Soon after that first, unexpected announcing gig, Lewandowski was contracted to serve as the voice of the San Diego Polo Club, where he announced for almost 30 years until the club closed in 2019. However, the end of the polo club was not the end of his announcing career. Lewandowski’s reputation was known internationally and has kept him very active in the business, announcing at polo events around the nation and abroad. For the past 31 years, he has called matches from coast to coast and around the world, including the Dublin Polo Club in Ireland, the World Cup in Mexico City, Mexico and for ESPN. At championship events, he can call as many as three matches per day.
“Oftentimes, younger announcers will call the early matches and I call the featured competitions at the event,” he said. “I still remember when I was one of those young announcers calling those first games.” Polo is an expensive sport to maintain. The cost of raising, training and traveling with the horses most often means the athletes who excel are from high-net-worth families. They are also traditionally very philanthropically engaged, with almost every player raising funds for a variety of charities. Since he was an announcer with a strong, clear speaking voice, Lewandowski was often asked to serve as an amateur auctioneer at their functions.

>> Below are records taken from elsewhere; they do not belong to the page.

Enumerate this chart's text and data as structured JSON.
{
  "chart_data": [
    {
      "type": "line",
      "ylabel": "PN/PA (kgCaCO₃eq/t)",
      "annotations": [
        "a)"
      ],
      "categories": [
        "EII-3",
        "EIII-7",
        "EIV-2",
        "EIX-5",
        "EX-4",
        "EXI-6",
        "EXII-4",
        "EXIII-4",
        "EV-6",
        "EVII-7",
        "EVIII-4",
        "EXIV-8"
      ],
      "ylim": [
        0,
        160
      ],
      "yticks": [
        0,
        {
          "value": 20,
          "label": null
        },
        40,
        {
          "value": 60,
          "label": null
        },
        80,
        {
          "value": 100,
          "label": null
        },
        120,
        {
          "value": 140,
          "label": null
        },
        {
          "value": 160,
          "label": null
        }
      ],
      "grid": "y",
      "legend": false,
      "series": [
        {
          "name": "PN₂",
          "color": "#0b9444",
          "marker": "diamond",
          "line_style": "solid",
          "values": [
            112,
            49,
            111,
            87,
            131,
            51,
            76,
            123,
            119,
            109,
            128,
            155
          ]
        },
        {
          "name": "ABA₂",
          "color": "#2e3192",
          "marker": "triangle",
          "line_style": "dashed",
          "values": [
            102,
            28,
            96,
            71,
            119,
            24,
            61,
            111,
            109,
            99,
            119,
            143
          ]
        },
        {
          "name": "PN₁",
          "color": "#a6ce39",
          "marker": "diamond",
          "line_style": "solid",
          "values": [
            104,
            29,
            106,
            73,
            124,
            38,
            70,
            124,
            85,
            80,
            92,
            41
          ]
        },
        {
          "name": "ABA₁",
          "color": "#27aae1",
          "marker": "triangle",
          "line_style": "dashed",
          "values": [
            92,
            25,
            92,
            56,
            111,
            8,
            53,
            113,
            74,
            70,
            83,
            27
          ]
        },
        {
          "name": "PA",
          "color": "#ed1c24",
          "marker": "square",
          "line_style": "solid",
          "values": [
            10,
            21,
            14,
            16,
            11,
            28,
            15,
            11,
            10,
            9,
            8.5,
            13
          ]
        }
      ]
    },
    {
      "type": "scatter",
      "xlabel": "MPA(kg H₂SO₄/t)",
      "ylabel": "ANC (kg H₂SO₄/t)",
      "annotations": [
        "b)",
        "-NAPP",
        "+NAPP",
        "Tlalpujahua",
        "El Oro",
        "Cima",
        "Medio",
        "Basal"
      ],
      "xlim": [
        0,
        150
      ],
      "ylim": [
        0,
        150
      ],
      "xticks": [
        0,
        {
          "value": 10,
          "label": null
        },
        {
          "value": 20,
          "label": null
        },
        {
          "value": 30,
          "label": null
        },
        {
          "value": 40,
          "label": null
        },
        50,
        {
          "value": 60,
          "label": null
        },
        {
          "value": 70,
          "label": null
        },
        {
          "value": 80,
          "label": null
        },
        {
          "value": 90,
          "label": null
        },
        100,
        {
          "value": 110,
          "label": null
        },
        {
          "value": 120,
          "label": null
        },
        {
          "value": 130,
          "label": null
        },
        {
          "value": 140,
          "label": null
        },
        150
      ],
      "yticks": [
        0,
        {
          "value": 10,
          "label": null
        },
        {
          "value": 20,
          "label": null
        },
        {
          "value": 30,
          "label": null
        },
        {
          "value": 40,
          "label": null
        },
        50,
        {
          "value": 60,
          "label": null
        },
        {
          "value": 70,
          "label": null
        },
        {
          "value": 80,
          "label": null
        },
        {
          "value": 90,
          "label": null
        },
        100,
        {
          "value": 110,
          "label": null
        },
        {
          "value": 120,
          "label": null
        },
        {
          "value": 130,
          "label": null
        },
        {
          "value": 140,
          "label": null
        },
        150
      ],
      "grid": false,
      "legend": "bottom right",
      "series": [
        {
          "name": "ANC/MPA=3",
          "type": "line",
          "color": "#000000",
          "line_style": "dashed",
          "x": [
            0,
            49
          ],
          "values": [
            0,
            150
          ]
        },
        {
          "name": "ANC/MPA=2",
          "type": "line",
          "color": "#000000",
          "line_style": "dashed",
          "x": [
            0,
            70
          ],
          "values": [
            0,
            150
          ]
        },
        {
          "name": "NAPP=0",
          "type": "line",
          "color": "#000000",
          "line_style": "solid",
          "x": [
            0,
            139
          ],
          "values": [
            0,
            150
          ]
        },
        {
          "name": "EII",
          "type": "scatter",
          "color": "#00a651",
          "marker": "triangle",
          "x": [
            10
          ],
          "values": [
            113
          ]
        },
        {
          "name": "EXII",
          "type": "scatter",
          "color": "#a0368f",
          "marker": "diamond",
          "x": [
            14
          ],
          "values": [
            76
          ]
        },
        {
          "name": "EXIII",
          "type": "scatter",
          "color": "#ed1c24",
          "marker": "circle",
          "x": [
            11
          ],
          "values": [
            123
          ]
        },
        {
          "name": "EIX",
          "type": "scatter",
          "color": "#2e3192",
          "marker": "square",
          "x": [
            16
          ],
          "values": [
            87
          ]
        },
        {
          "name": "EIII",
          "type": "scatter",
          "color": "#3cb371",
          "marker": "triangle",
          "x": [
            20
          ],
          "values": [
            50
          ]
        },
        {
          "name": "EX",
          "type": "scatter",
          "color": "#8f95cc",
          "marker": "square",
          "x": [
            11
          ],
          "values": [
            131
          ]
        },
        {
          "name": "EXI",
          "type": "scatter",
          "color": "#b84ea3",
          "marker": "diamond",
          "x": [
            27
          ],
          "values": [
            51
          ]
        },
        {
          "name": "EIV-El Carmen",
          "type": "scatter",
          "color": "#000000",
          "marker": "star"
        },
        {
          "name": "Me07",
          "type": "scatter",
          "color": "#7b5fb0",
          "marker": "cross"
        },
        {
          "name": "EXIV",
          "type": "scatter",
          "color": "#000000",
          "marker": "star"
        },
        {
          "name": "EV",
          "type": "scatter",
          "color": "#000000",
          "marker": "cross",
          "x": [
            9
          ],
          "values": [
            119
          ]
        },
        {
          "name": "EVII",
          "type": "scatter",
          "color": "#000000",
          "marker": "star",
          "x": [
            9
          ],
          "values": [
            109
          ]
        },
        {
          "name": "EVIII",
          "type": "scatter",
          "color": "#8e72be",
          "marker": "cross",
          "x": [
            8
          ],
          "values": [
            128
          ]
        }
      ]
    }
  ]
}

“I was just awful at first,” Lewandowski said. “But all of the big matches are tied to a charity fundraiser, so being an announcer and an auctioneer kind of fed off each other.” Lewandowski kept honing his auctioneering skills until he perfected that art as well as polo announcing. Now, more than 30 years later, his services are still very much in demand, with contracts to conduct around 35 charity auctions every year all around the country. His talent has helped raise millions of dollars for nonprofits.
Lewandowski said being a polo announcer is a relatively rare talent, but being a polo announcer who is also an auctioneer is even more unique.
“We could hold our polo announcer convention in a booth at Waffle House,” Lewandowski said. “But we could hold our polo announcer-auctioneer convention in a phonebooth.”
Veteran. Polo player. Polo announcer. Voiceover professional. Auctioneer. Auburn Man. And it all began as a fluke. Or fate.
Steve’s Top 12 polo phrases
At the halftime divot stomp: “Remember, if they’re still steaming, they’re probably not divots.”
“He’s/she’s as quick as a rattlesnake on amphetamines.”
When two players are pushing each other for the line of the ball: “It looks like they’re sharing the saddle.”
After a big shot down the field: “He/she sent the spheroid sailing skyward.”
When the ball goes far enough, but in the wrong direction: “He’s/she’s got plenty of sail, but not enough rudder.”
Hard hit: “He/she absolutely blistered that ball!”
When players are in scoring position: “Looks like he/she is on the dance floor.”
When a poor or misdirected shot is hit: “Looks like that’s not the shot he/she wanted.”
A great effort, but ultimately no good: “Son of a biscuit!”
When a player gets on the ball quickly: “He/she was on that ball like a hobo on a ham sandwich.”
“He’s/she’s tougher than a two dollar steak.”
On a shot that misses, especially an easy one: “The ball was obviously prevented from going in the goal because of the invisible electro-magnetic force field that is in effect.”
EXTRA, EXTRA, EXTRA!
Four players on horses play on each team at an outdoor arena; three players on horses play at indoor events.
To not overwork the horses, generally riders change horses at the end of every chukker.
At halftime of each match, spectators participate in the Divot Stomp. They cover the field to replace the divots that have been created by the horses’ hooves. Lewandowski reminds those “if they are still steaming, they are probably not divots.”
Lewandowski calls a match as if the spectators are first-time attenders, because many of them are.
In the 1930s, the United States cavalry utilized polo to maintain warfare skills. During that same time period, Auburn fielded a really good polo team.